The twang of a bowstring was heard, and the vixen gasped, stumbled, staring speechless for a moment at the black feathered arrow jutting from her chest. Throwing a desperate glance back towards her kits, her face became a mask of raging ferocity.
"Do not…touch them!" she snarled, leaping with an unearthly last reserve strength at the rat, who gave a despairing shriek as her dirk slashed wide his throat, silencing him forever. As she struggled to stand, crimson blood spurting from her breast, there came another twang and a second feathered deaths-head buried itself in her back, then another in her side. Blood staining her chestnut fur dark, she stumbled two paces towards the ferret, then collapsed, blood pouring from her wounds, dirk clenched in her paw, and savagery imprinted upon every line of her dangerously beautiful face as her hazel eyes misted and closed for eternity.

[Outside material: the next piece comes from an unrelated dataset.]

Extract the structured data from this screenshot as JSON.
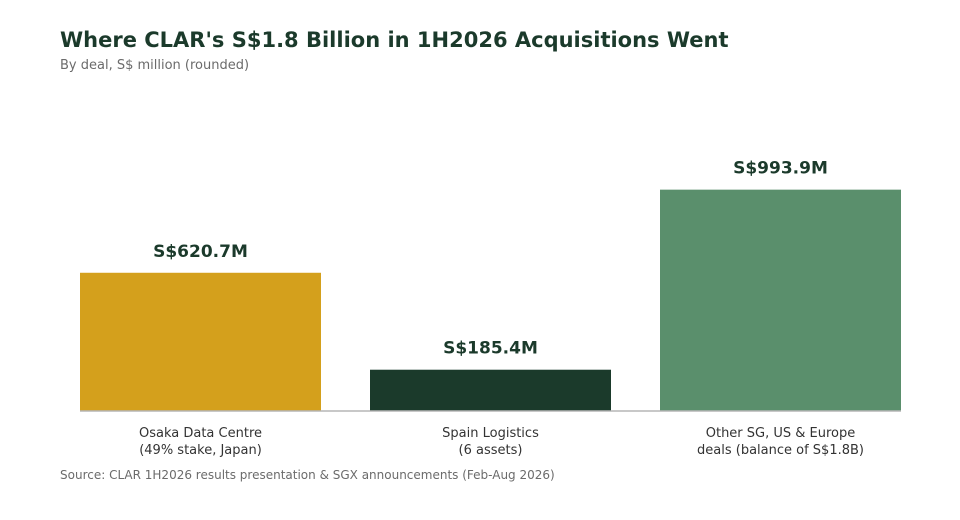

The pine marten stepped gingerly over the body of the slain vixen, pacing forward quickly towards his one remaining compatriot as if wary that the vixen might, even in death, spring at him.
"Cor! That 'un was mad." Stated the bruised and bleeding ferret with a shudder. "Why'd ya wait so long? I coulda died, Red!" he demanded, an indignant tone in his whining voice.
Redscore did not answer, cold gray eyes searching the snow.
"Let's get what we came for, Bloodwort." The marten said shortly, eyes settling on a moving spot of black on the stark white of the winter landscape nearby. "Varial's son."
"Wot was that crazy vix screamin' 'bout? 'Don't touch them.'" Queried Bloodwort. "There's only one. There only ever woz one." He bent to grab the toddling black kit roughly by the scruff of his neck and yelped in pain. "Blighter bit me!" he said, outraged, aiming a kick at the pup.
"Bloodwort!" barked the pine marten and the ferret shrank back. Red approached the kit, bent down and spoke to him. "You want to be a fighter like your father." He said, making it clear that it was not a question. "Then you'll come without a fight." He reached down and hefted the black fox cub by the scruff of his neck and this time the only protests were muted growls. Redscore grunted in satisfaction before tying the wee one's paws and plopping him unceremoniously in a woven basket held by Bloodwort. He bent to unbuckle the black leather sword belt from the slain dog fox and retrieved the magnificent scimitar from the snow, wiping the blood from the blade before wedding it to the scabbard. Then the two caped vermin melted into the silence of the night, carrying the black fox tod with them, while the forgotten white she-kit lay huddled in the snow.